Side-by-side box plots allow us to compare distributions of a quantitative variable across categories of a categorical variable.
Standardized observations enable comparisons across different distributions.

Exercises

Resistant vs. Non-Resistant Measures: For each of the following datasets, state whether you would use the mean and standard deviation or the median and IQR as summary measures, and explain why:
1. Annual salaries of employees at a small company with one extremely high-paid CEO
2. Heights of randomly selected adult males from a normally distributed population
3. Times to completion of a task with a few extremely slow performances
Standardization: A student took tests in both math and English.
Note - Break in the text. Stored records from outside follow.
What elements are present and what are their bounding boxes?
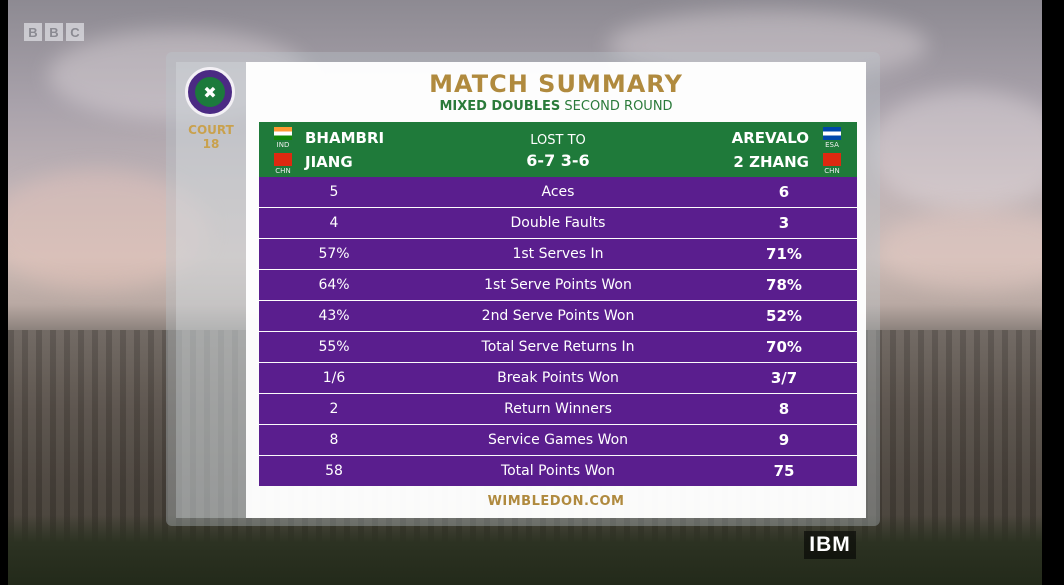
stat-row-return-winners: 2 Return Winners 8 bbox=[259, 394, 857, 424]
left-stat-value: 1/6 bbox=[322, 370, 346, 386]
right-stat-value: 52% bbox=[766, 307, 802, 325]
stat-row-total-serve-returns-in: 55% Total Serve Returns In 70% bbox=[259, 332, 857, 362]
china-flag-icon bbox=[823, 153, 841, 166]
teams-header: IND CHN BHAMBRI JIANG LOST TO 6-7 3-6 AR… bbox=[259, 122, 857, 177]
left-stat-value: 8 bbox=[329, 432, 339, 448]
country-code: CHN bbox=[275, 167, 291, 175]
bbc-letter: B bbox=[24, 23, 42, 41]
tree-line bbox=[8, 515, 1042, 585]
left-stat-value: 4 bbox=[329, 215, 339, 231]
stat-label: Total Points Won bbox=[500, 463, 616, 479]
match-round-subtitle: MIXED DOUBLES SECOND ROUND bbox=[246, 99, 866, 114]
court-text: COURT bbox=[188, 123, 234, 137]
right-stat-value: 78% bbox=[766, 276, 802, 294]
stat-row-first-serve-points-won: 64% 1st Serve Points Won 78% bbox=[259, 270, 857, 300]
round-name: SECOND ROUND bbox=[560, 99, 673, 114]
stat-row-first-serves-in: 57% 1st Serves In 71% bbox=[259, 239, 857, 269]
player-name: AREVALO bbox=[731, 129, 809, 147]
right-stat-value: 70% bbox=[766, 338, 802, 356]
stat-label: 1st Serves In bbox=[512, 246, 604, 262]
bbc-logo: B B C bbox=[24, 23, 84, 41]
court-number: 18 bbox=[202, 137, 220, 151]
left-stat-value: 2 bbox=[329, 401, 339, 417]
left-stat-value: 64% bbox=[318, 277, 350, 293]
left-stat-value: 43% bbox=[318, 308, 350, 324]
player-name: 2 ZHANG bbox=[733, 153, 809, 171]
right-stat-value: 9 bbox=[778, 431, 790, 449]
right-stat-value: 75 bbox=[773, 462, 795, 480]
website-url: WIMBLEDON.COM bbox=[487, 494, 625, 509]
stat-row-aces: 5 Aces 6 bbox=[259, 177, 857, 207]
match-score: 6-7 3-6 bbox=[526, 151, 590, 170]
wimbledon-logo-icon: ✖ bbox=[185, 67, 235, 117]
stat-label: Aces bbox=[541, 184, 575, 200]
right-stat-value: 8 bbox=[778, 400, 790, 418]
stat-label: Service Games Won bbox=[487, 432, 629, 448]
stat-row-service-games-won: 8 Service Games Won 9 bbox=[259, 425, 857, 455]
country-code: CHN bbox=[824, 167, 840, 175]
stat-label: Break Points Won bbox=[497, 370, 619, 386]
stat-label: Return Winners bbox=[504, 401, 612, 417]
china-flag-icon bbox=[274, 153, 292, 166]
stat-row-break-points-won: 1/6 Break Points Won 3/7 bbox=[259, 363, 857, 393]
bbc-letter: C bbox=[66, 23, 84, 41]
right-stat-value: 6 bbox=[778, 183, 790, 201]
summary-side-strip bbox=[176, 62, 246, 518]
court-label: COURT 18 bbox=[180, 123, 242, 151]
right-stat-value: 3/7 bbox=[770, 369, 798, 387]
player-name: JIANG bbox=[305, 153, 353, 171]
stat-label: Total Serve Returns In bbox=[481, 339, 635, 355]
left-stat-value: 55% bbox=[318, 339, 350, 355]
stat-row-double-faults: 4 Double Faults 3 bbox=[259, 208, 857, 238]
india-flag-icon bbox=[274, 127, 292, 140]
right-stat-value: 3 bbox=[778, 214, 790, 232]
stat-label: 1st Serve Points Won bbox=[484, 277, 632, 293]
result-label: LOST TO bbox=[530, 133, 586, 148]
stat-label: Double Faults bbox=[510, 215, 606, 231]
left-stat-value: 58 bbox=[325, 463, 343, 479]
page-title: MATCH SUMMARY bbox=[429, 70, 683, 98]
ibm-logo: IBM bbox=[804, 531, 856, 559]
player-name: BHAMBRI bbox=[305, 129, 385, 147]
event-name: MIXED DOUBLES bbox=[439, 99, 561, 114]
stat-label: 2nd Serve Points Won bbox=[481, 308, 635, 324]
right-stat-value: 71% bbox=[766, 245, 802, 263]
el-salvador-flag-icon bbox=[823, 127, 841, 140]
stat-row-second-serve-points-won: 43% 2nd Serve Points Won 52% bbox=[259, 301, 857, 331]
left-stat-value: 57% bbox=[318, 246, 350, 262]
country-code: ESA bbox=[825, 141, 839, 149]
country-code: IND bbox=[276, 141, 290, 149]
stats-table: 5 Aces 6 4 Double Faults 3 57% 1st Serve… bbox=[259, 177, 857, 487]
left-stat-value: 5 bbox=[329, 184, 339, 200]
bbc-letter: B bbox=[45, 23, 63, 41]
stat-row-total-points-won: 58 Total Points Won 75 bbox=[259, 456, 857, 486]
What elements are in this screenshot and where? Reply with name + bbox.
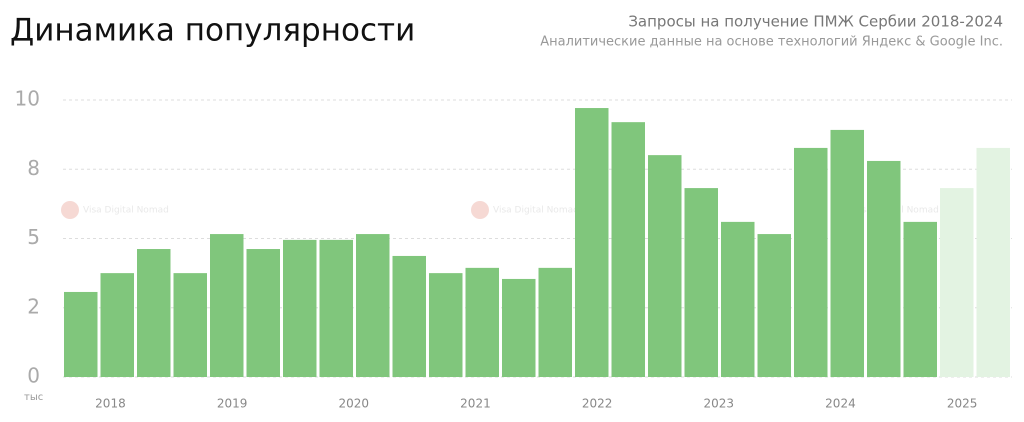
bar — [319, 239, 353, 377]
watermark-icon — [61, 201, 79, 219]
bar — [465, 267, 499, 377]
bar — [210, 234, 244, 377]
bar — [721, 221, 755, 377]
y-tick-label: 10 — [15, 87, 40, 111]
y-tick-label: 2 — [27, 294, 40, 318]
x-tick-label: 2018 — [95, 397, 126, 411]
bar — [940, 188, 974, 377]
watermark-icon — [471, 201, 489, 219]
bar — [976, 147, 1010, 377]
x-tick-label: 2020 — [339, 397, 370, 411]
bar — [246, 249, 280, 377]
bar — [830, 129, 864, 377]
x-tick-label: 2022 — [582, 397, 613, 411]
bar — [283, 239, 317, 377]
bar — [867, 160, 901, 377]
bar — [356, 234, 390, 377]
x-tick-label: 2024 — [825, 397, 856, 411]
bar — [429, 273, 463, 377]
watermark: Visa Digital Nomad — [83, 206, 169, 216]
bar — [100, 273, 134, 377]
bar — [64, 291, 98, 377]
y-tick-label: 0 — [27, 364, 40, 388]
watermark: Visa Digital Nomad — [493, 206, 579, 216]
chart-title: Динамика популярности — [10, 13, 415, 49]
bar — [173, 273, 207, 377]
bar — [502, 278, 536, 377]
bar — [392, 255, 426, 377]
bar — [903, 221, 937, 377]
chart-subtitle: Запросы на получение ПМЖ Сербии 2018-202… — [628, 13, 1003, 31]
unit-label: тыс — [24, 392, 43, 403]
x-tick-label: 2021 — [460, 397, 491, 411]
bar — [137, 249, 171, 377]
bar — [575, 108, 609, 378]
chart-source: Аналитические данные на основе технологи… — [540, 35, 1003, 50]
x-tick-label: 2025 — [947, 397, 978, 411]
bar — [684, 188, 718, 377]
bar — [648, 155, 682, 377]
x-tick-label: 2019 — [217, 397, 248, 411]
bar — [611, 122, 645, 377]
bar — [538, 267, 572, 377]
y-tick-label: 5 — [27, 225, 40, 249]
x-tick-label: 2023 — [704, 397, 735, 411]
y-tick-label: 8 — [27, 156, 40, 180]
bar — [757, 234, 791, 377]
bar — [794, 147, 828, 377]
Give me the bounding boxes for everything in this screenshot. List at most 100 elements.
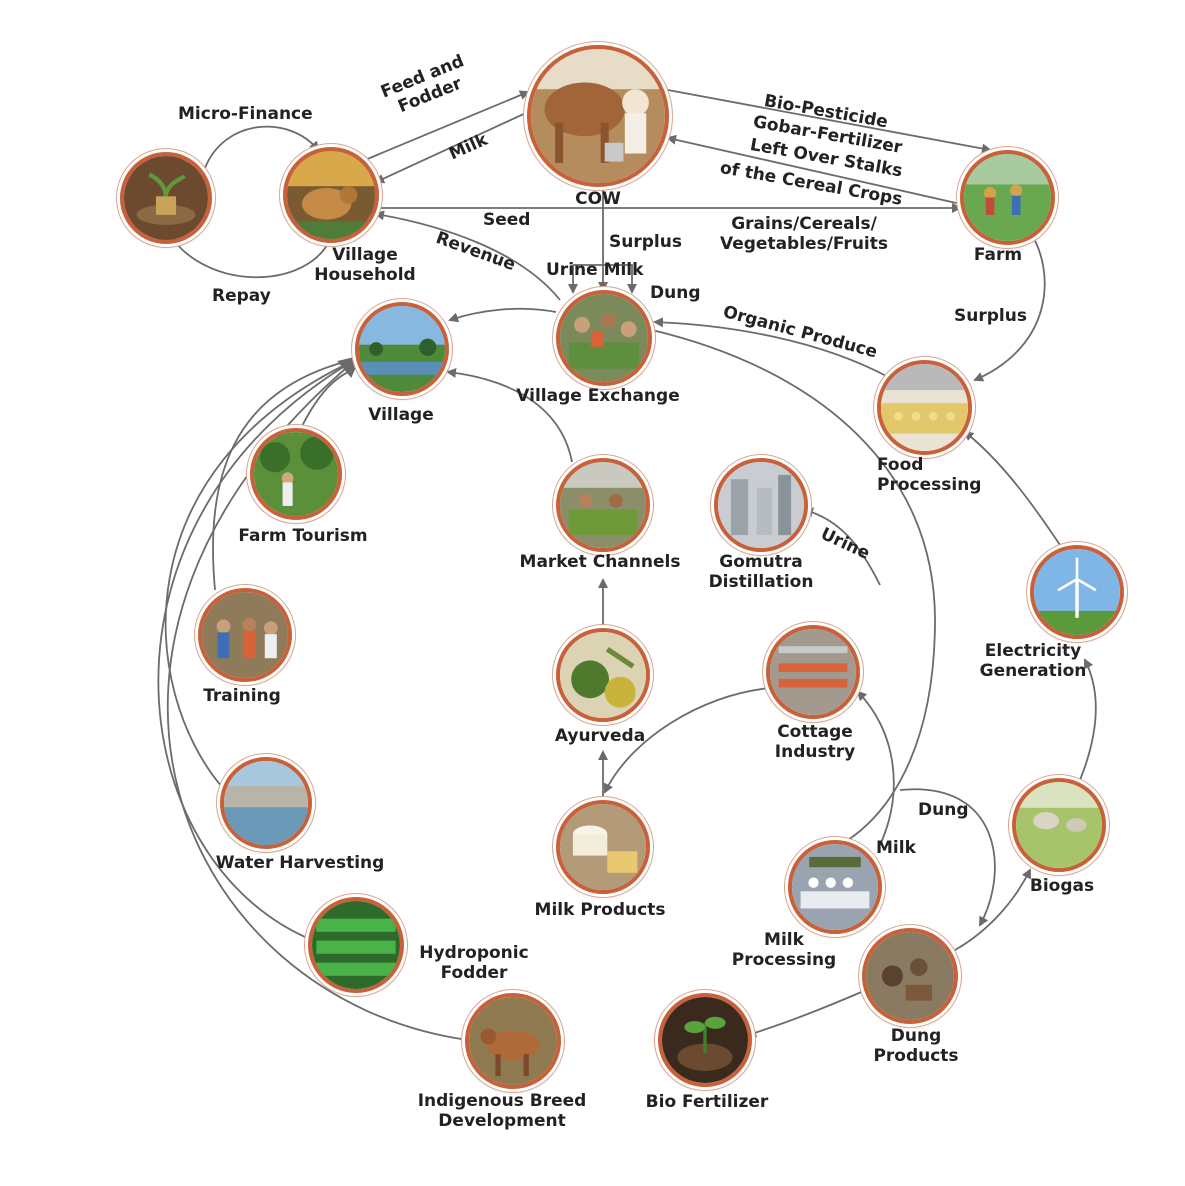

She scored 85 on the math test (mean = 75, sd = 5) and 88 on the English test (mean = 80, sd = 10).
1. Calculate the z-score for each test result.
2. On which test did she perform better relative to her peers?
3. Explain why we can’t compare the raw scores directly.
Skewed Distributions: Using the dataset {3, 4, 5, 5, 6, 7, 8, 15, 22}:
1. Create a dot plot or histogram and describe the shape of the distribution.
2. Calculate the mean, median, standard deviation, and IQR.
3. Explain how the relationship between the mean and median confirms your assessment of the distribution shape.
4. Which measures would you recommend for summarizing this dataset?
Side-by-Side Box Plot Interpretation: A researcher collects data on the recovery time (in days) for patients using three different treatments:
- Treatment A: {5, 7, 8, 9, 10, 12, 14}
- Treatment B: {3, 4, 5, 6, 7, 8, 20}
- Treatment C: {8, 9, 10, 11, 12, 13, 14}
1. Create side-by-side box plots for the three treatments
2. Which treatment appears to have the shortest typical recovery time?
3. Which treatment has the most consistent results?
4. Are there any potential outliers? If so, how might they affect your assessment?